E não para por aí. Em 2015, em uma sessão de perguntas e respostas realizada no subreddit Ask Me Anything (Pergunte-me Qualquer Coisa, em tradução livre), Shore afirmou que, além da óbvia inspiração em Sherlock Homes, outra figura da ficção que influenciou a criação do icônico Gregory foi Marcus Welby, protagonista de um dos mais populares dramas médicos da TV aberta americana na década de 1970. E uma pequena pesquisa esclarece a origem de um dos maiores pontos fortes da série: o contraste entre House e sua equipe quanto às práticas médicas.
Dois lados
"Eu tomo riscos. Às vezes, pacientes morrem. Mas não tomar riscos resulta na morte de ainda mais pacientes, então eu acho que meu maior problema é que eu fui amaldiçoado com a habilidade de fazer as contas."

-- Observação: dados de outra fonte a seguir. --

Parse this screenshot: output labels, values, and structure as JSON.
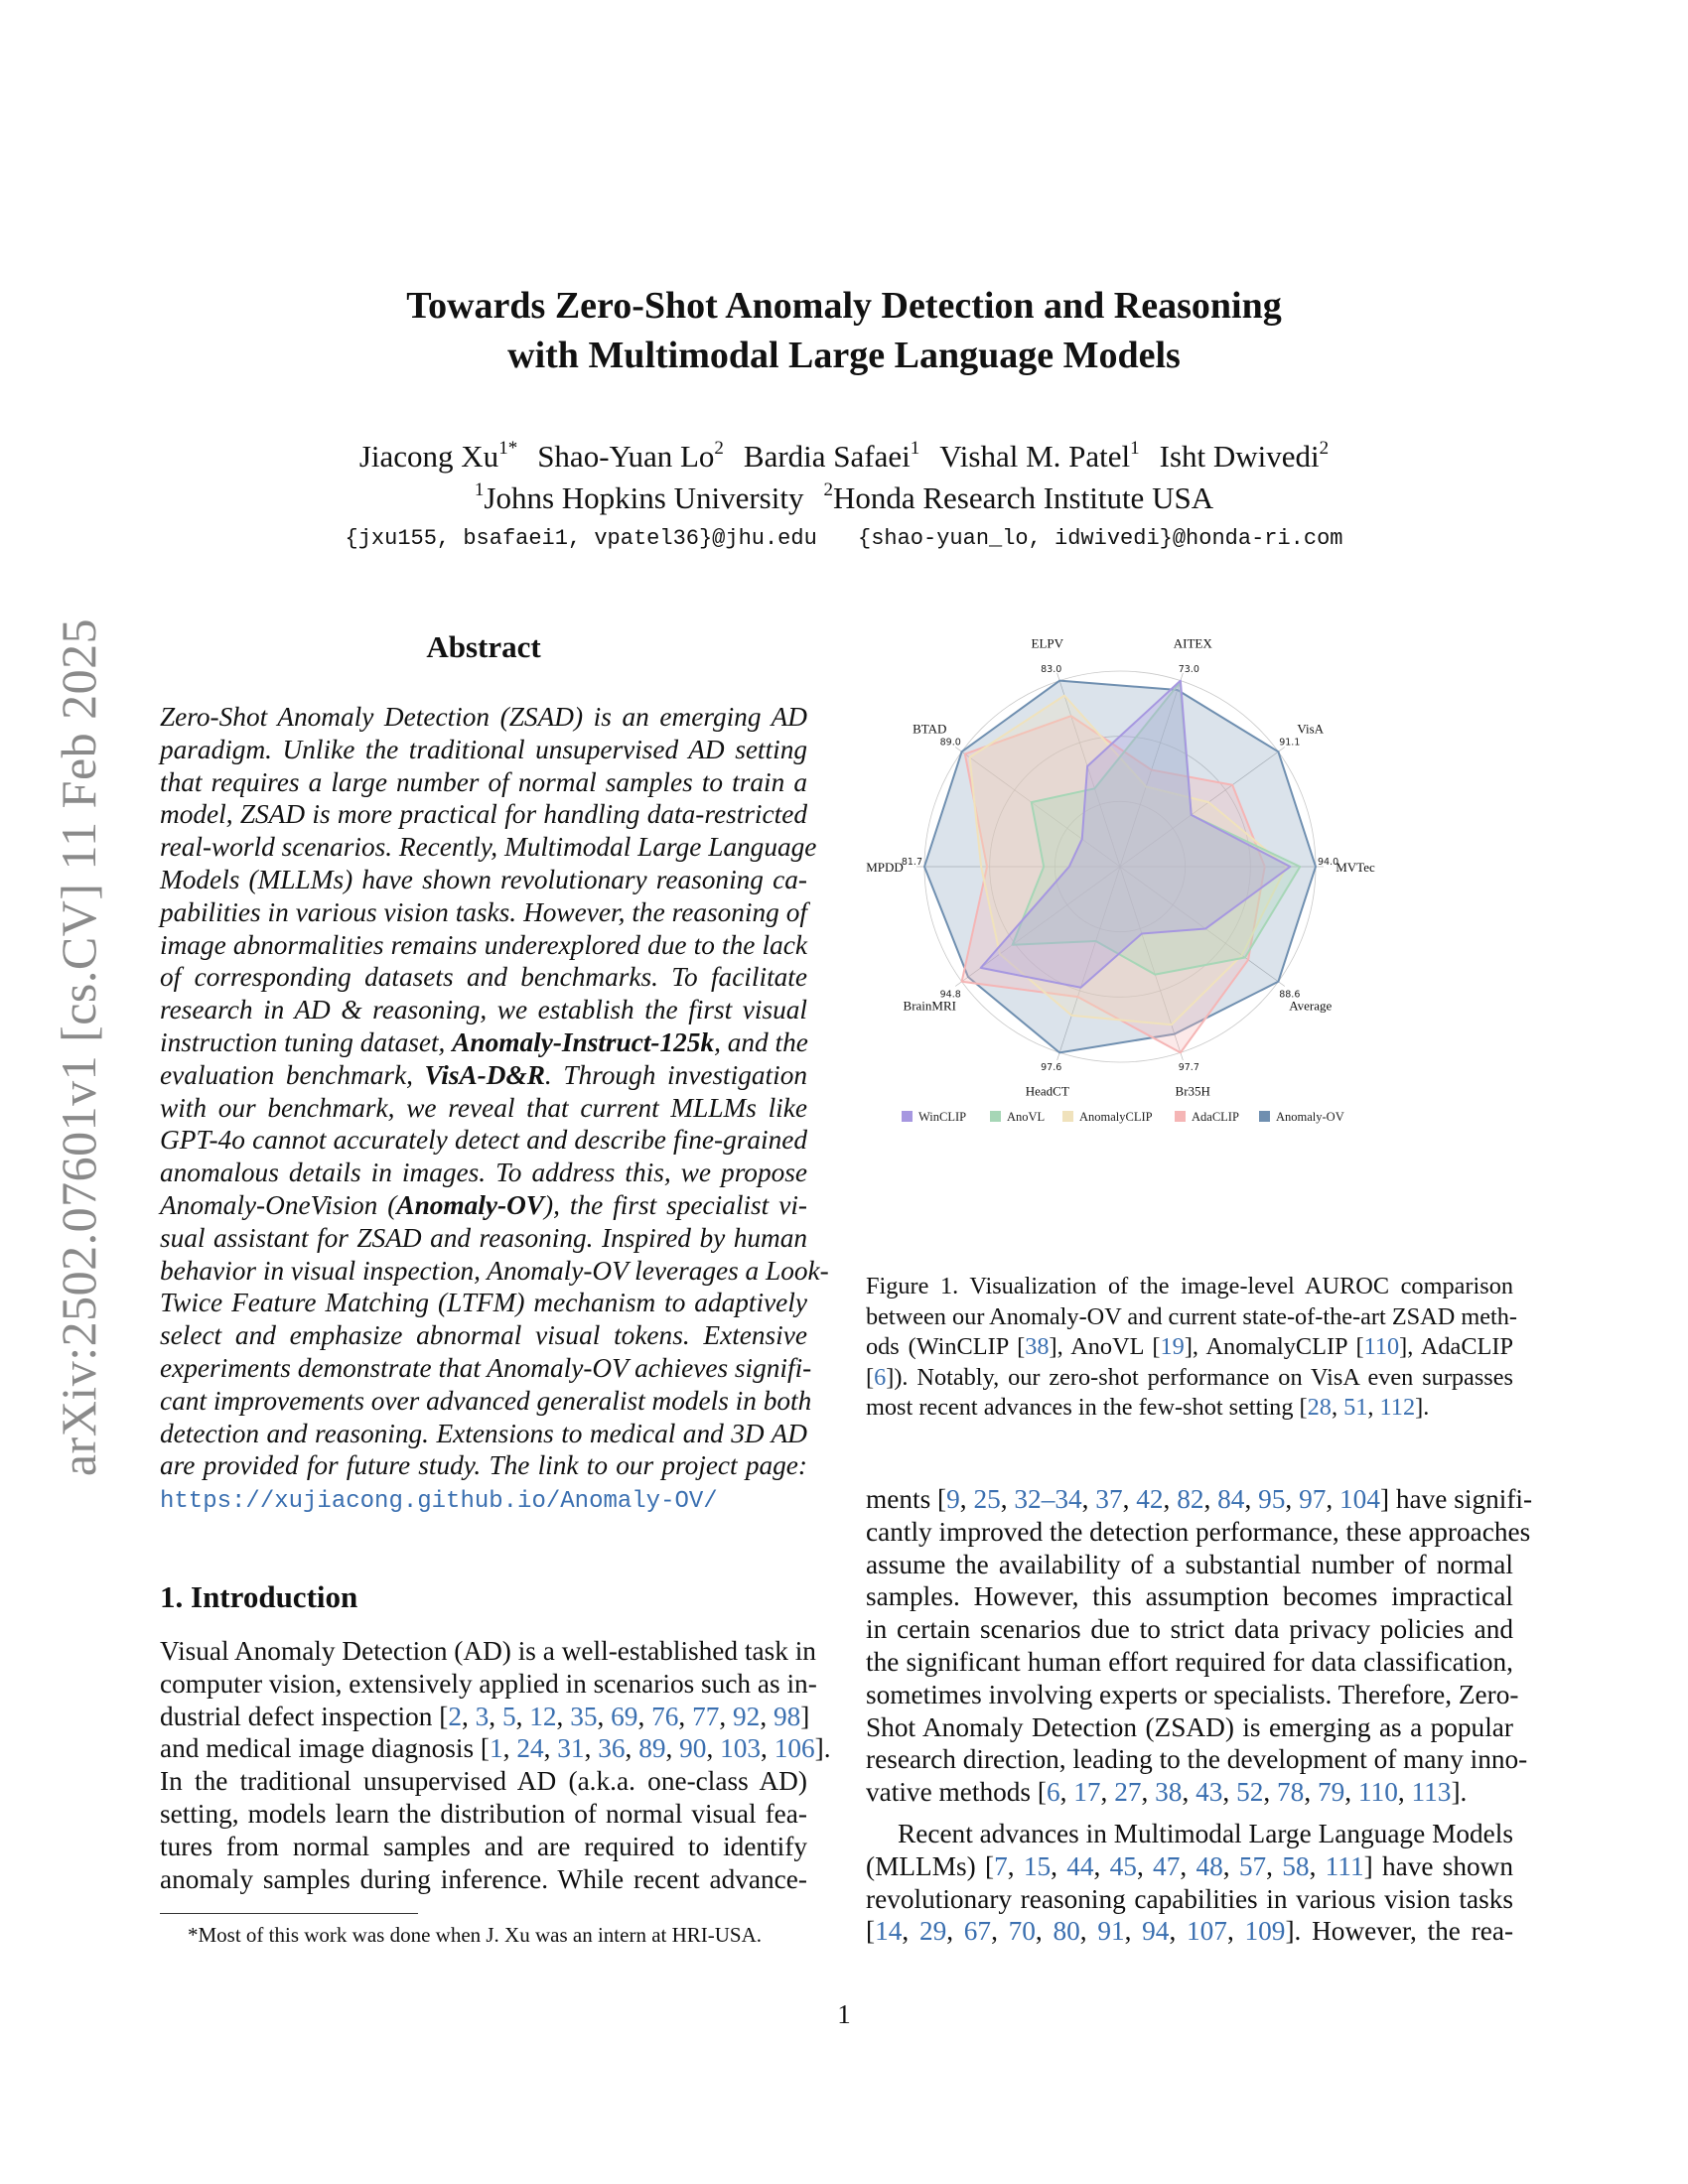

Essa citação do próprio House é capaz de sintetizar seu personagem quase que inteiramente, algo que fica evidente ao compreender seu passado e suas motivações. Ele sabe o que é dor, já que terá que viver com isso para sempre. Ele será a pessoa mais ranzinza, antipática, imprevisível, egocêntrica, nojenta, asquerosa [insira outros adjetivos negativos aqui] que você já encontrou em sua vida... mas você só estará vivo por causa dele. Você nunca vai querer que alguém assim te atenda. E é exatamente por isso que ele é um dos personagens mais interessantes da TV dos anos 2000.
Só espero que esse nível de qualidade se mantenha constante ao longo do resto da série, porque eu só estou na segunda temporada, mas, para meu diagnóstico de vicío e apego emocional em doutores moralmente errados, o único tratamento é ir até o fim disso tudo.